Growth hormone releasing hormone. Review

Growth hormone-releasing hormone was isolated 1982 from human pancreatic tumours. They were found to consist of three peptides (GHRH1-44, GHRH1-40, GHRH1-37) which in vivo and in vitro were specific stimulators of pituitary growth hormone secretion. These tumor-derived GHRHs were demonstrated to be identical to human hypothalamic GHRHs. Extrahypothalamic GHRH is present in some brain regions and in the gastrointestinal tract. Circulating GHRH is detectable in human plasma, but little is known about its function. Above all binding of GHRH to a specific receptor stimulates growth hormone secretion through formation of cyclic AMP. GHRH secretion is modulated by somatostatin, the somatomedins and growth hormone itself. Following single injection of GHRH1-44 i.v. the equilibration half-time is 1.0 +/- 0.2 min and elimination half-time is 6.8 +/- 1.2 min. Maximal growth hormone response is achieved after injection of 1 microgram/kg GHRH. Using higher GHRH-doses growth hormone can be stimulated via subcutaneous or intranasal application. A single i.v. GHRH-test is not sufficient to prove a pituitary defect since growth hormone can be stimulated following repetitive injections in some cases. About 50% of patients with growth hormone deficiency have a hypothalamic defect of GHRH release. In some of these patients GHRH s.c. can promote linear growth to the same degree as growth hormone treatment.     

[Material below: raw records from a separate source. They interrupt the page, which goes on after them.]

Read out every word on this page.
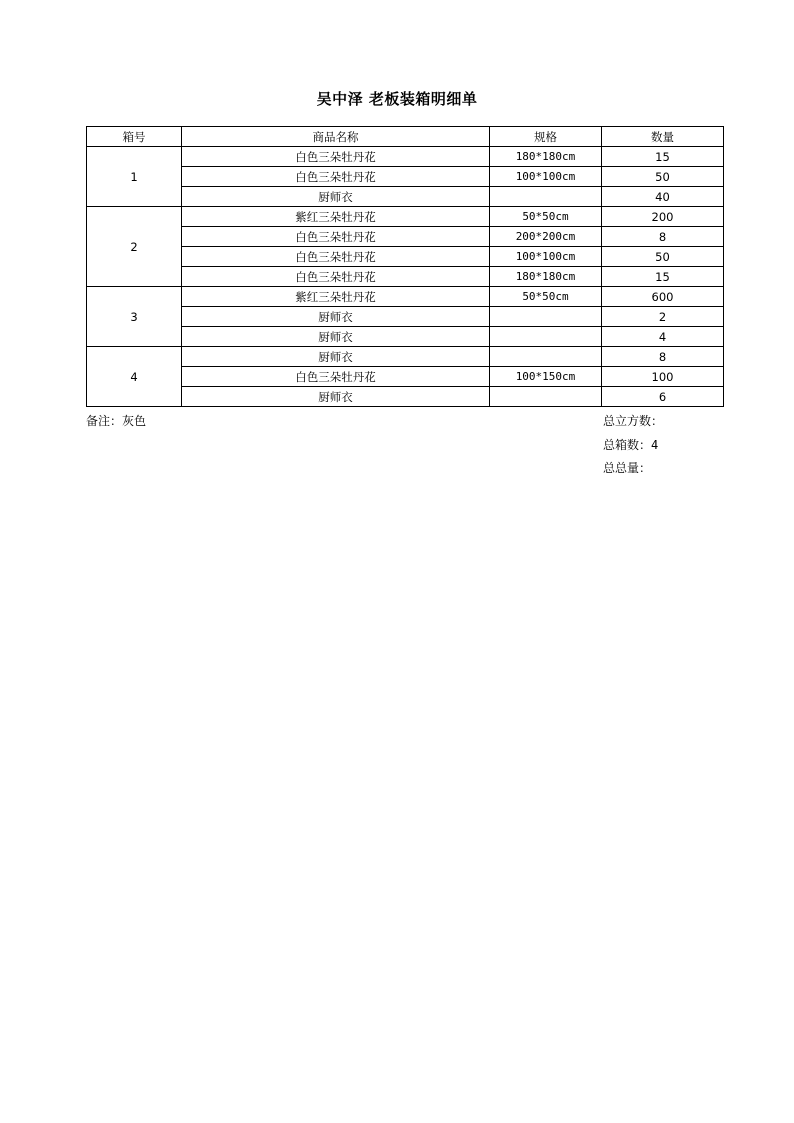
吴中泽 老板装箱明细单
箱号	商品名称	规格	数量
1	白色三朵牡丹花	180*180cm	15
	白色三朵牡丹花	100*100cm	50
	厨师衣		40
2	紫红三朵牡丹花	50*50cm	200
	白色三朵牡丹花	200*200cm	8
	白色三朵牡丹花	100*100cm	50
	白色三朵牡丹花	180*180cm	15
3	紫红三朵牡丹花	50*50cm	600
	厨师衣		2
	厨师衣		4
4	厨师衣		8
	白色三朵牡丹花	100*150cm	100
	厨师衣		6
备注：灰色	总立方数：
总箱数：4
总总量：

Growth hormone secretion following administration of growth hormone releasing hormone in constitutional short stature and idiopathic growth hormone deficiency

A stimulation test using 1 microgram growth-hormone-releasing factor (GRF 1-29 X NH2)/kg bodyweight was performed in children with familial short stature and in children with constitutional delay of growth and development. The GH secretion induced by this means was not different in these groups, but there was a difference in the response between normal children and children with idiopathic growth hormone deficiency (GHD). GH secretion after GRF administration was significantly lower in the GHD group than in the other groups. However, 6 of 24 patients with GHD responded to the test with a normal increase in GH (greater than 10 ng/ml), and 11 with an intermediate response (2-10 ng/ml). Thus, the test does not differentiate individual patients with defective growth hormone secretion from normal short children.